SVT

BILAN CONCERNANT LA VACCINATION

I. Vaccin : une méthode préventive

 

Le principe d’un vaccin est d’injecter un pathogène donc un micro-organisme qui peut rendre malade, mais dans une version atténuée de façon à protéger (immuniser) la personne qui reçoit l’injection. Le pathogène injecté dans un vaccin peut être une bactérie, un virus, une toxine, mais à chaque fois il a été modifié pour être moins dangereux. Une bactérie ou un virus peuvent être tués, ou alors la toxine peut être modifiée : on parle d’anatoxine. Cela peut être aussi un fragment de bactérie ou de virus.

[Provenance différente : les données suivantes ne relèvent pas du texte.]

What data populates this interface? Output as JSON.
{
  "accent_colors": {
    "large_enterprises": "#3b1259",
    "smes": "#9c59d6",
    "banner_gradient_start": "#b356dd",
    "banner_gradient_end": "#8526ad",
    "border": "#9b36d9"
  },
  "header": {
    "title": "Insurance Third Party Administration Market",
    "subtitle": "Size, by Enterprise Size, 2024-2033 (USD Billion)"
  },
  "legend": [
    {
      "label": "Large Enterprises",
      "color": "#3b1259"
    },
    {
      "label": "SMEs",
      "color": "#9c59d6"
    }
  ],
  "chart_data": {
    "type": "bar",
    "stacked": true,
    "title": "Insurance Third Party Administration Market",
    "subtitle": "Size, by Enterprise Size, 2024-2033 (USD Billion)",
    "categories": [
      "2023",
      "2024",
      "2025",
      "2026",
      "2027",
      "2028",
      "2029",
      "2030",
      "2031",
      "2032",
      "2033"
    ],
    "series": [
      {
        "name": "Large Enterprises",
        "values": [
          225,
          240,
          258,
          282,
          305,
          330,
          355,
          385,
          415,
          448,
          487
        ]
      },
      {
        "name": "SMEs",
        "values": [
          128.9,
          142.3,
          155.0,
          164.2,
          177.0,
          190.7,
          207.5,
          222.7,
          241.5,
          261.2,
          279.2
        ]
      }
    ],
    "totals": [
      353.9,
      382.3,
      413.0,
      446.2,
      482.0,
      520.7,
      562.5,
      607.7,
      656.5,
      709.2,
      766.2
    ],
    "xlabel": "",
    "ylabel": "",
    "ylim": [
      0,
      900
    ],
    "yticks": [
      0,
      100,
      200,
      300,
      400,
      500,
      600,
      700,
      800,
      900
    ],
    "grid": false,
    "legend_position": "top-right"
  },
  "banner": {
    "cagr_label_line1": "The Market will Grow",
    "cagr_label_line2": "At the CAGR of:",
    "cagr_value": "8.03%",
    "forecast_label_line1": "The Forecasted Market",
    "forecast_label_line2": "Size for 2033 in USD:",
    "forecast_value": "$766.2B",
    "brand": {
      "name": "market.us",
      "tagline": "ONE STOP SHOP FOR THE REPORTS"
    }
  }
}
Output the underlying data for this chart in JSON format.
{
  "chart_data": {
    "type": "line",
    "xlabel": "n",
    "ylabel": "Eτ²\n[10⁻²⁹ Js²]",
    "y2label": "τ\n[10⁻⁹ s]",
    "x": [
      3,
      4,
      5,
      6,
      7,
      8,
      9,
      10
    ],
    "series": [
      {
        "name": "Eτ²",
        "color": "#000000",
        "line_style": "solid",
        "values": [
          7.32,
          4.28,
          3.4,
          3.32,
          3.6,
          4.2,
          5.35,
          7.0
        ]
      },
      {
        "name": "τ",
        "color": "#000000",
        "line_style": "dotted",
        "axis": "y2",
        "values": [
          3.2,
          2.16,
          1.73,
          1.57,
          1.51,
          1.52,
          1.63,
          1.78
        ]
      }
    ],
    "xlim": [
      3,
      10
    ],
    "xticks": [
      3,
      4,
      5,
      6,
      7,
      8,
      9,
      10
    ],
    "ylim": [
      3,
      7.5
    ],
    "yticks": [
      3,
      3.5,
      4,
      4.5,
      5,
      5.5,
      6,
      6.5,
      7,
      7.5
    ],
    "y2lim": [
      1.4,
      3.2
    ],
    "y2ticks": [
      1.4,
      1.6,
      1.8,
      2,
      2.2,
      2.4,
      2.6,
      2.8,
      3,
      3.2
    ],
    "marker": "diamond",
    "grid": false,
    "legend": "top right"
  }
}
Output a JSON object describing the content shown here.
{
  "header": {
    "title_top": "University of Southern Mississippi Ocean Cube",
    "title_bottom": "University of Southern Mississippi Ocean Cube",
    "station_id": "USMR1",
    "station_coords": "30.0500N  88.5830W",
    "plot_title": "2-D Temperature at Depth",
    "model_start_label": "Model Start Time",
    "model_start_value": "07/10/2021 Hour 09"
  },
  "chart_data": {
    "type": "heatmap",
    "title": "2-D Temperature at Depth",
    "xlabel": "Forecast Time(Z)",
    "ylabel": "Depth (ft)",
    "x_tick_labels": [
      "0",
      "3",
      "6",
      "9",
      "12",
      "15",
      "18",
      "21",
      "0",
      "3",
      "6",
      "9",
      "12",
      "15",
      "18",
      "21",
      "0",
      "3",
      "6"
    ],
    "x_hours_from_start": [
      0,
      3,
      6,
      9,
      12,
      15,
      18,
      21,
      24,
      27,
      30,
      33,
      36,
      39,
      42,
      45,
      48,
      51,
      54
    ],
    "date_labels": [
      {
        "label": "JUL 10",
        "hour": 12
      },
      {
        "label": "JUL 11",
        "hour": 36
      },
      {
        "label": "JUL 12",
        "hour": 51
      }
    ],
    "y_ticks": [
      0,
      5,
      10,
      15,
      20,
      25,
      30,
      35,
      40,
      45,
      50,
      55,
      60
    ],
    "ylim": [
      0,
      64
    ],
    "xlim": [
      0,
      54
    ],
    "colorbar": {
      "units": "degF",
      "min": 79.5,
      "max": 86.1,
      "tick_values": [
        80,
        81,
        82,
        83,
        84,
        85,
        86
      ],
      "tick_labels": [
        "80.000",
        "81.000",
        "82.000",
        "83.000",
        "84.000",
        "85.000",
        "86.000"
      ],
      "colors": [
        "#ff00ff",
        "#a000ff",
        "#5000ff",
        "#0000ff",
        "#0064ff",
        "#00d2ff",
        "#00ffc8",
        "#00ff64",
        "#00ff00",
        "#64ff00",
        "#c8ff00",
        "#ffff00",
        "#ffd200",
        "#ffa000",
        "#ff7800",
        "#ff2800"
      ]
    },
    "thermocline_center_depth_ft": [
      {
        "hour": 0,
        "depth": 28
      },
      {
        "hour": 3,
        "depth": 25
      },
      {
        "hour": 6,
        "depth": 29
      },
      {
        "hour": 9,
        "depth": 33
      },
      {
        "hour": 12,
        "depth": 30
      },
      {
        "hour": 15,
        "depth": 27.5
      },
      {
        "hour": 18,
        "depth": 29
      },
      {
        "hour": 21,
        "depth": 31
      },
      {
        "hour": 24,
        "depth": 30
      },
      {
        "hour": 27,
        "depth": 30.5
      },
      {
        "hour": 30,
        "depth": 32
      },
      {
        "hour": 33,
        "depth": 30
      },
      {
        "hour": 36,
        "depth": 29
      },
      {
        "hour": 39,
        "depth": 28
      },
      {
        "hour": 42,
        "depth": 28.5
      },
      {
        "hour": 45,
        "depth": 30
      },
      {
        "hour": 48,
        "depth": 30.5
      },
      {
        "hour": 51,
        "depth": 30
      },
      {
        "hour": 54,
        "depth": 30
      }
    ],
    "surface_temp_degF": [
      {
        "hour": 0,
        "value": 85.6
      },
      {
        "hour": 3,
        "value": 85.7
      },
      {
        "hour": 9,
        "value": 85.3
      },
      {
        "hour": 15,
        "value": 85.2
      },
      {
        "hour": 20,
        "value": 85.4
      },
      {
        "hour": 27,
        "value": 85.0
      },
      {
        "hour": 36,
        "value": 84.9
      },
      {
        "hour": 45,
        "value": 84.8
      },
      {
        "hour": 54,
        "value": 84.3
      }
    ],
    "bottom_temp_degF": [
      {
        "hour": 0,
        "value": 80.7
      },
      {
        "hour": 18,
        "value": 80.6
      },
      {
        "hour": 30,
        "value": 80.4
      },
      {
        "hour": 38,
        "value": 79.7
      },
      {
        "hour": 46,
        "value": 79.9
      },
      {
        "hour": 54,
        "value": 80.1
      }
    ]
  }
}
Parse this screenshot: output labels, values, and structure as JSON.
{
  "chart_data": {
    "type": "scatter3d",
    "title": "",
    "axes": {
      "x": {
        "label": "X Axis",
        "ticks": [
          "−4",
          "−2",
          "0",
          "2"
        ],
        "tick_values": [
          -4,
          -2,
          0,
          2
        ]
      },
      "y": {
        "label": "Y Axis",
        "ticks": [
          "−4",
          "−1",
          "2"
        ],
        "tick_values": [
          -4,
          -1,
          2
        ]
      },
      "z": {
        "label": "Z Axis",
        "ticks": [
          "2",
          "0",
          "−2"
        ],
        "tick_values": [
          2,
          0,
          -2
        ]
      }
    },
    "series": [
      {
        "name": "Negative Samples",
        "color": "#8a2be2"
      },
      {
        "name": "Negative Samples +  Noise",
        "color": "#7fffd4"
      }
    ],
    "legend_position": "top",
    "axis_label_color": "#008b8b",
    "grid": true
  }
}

On dit que les injections vaccinales sont immunogènes, elles protègent et stimulent le système immunitaire, mais ne sont pas pathogènes : un vaccin ne donne pas la maladie contre laquelle il protège. Il s’agit donc d’une méthode préventive. On vaccine en prévention, avant que l’individu ne rencontre la maladie, de façon à ce que, quand il la rencontrera en vrai, il ne soit pas malade. Cette méthode préventive et aussi spécifique : un vaccin est dirigé contre une maladie. Il arrive parfois que dans les molécules injectées, on ait eu recours à plusieurs molécules de bactéries ou virus. Un vaccin peut contenir de quoi se protéger contre plusieurs maladies. C’est une méthode de stimulation de la mémoire immunitaire.

 

II. Vaccins de rappels

 

La mémoire immunitaire c'est le stock que peut faire notre organisme, par exemple de lymphocytes mémoires, qui permettent à long terme d’avoir un système immunitaire en veille mais actif et prêt à se défendre très efficacement quand il rencontre pour la deuxième ou troisième fois un même pathogène.

Certains vaccins nécessitent l’injection de rappels. Dans la petite enfance, on est vacciné une première fois, puis au bout de plusieurs semaines une deuxième fois, une troisième fois éventuellement contre la même maladie. Parfois, il faut plusieurs rappels pour que la mémoire immunitaire soit suffisamment efficace, que les cellules protectrices et les molécules protectrices soient suffisamment nombreuses, pour que la protection soit présente à long terme.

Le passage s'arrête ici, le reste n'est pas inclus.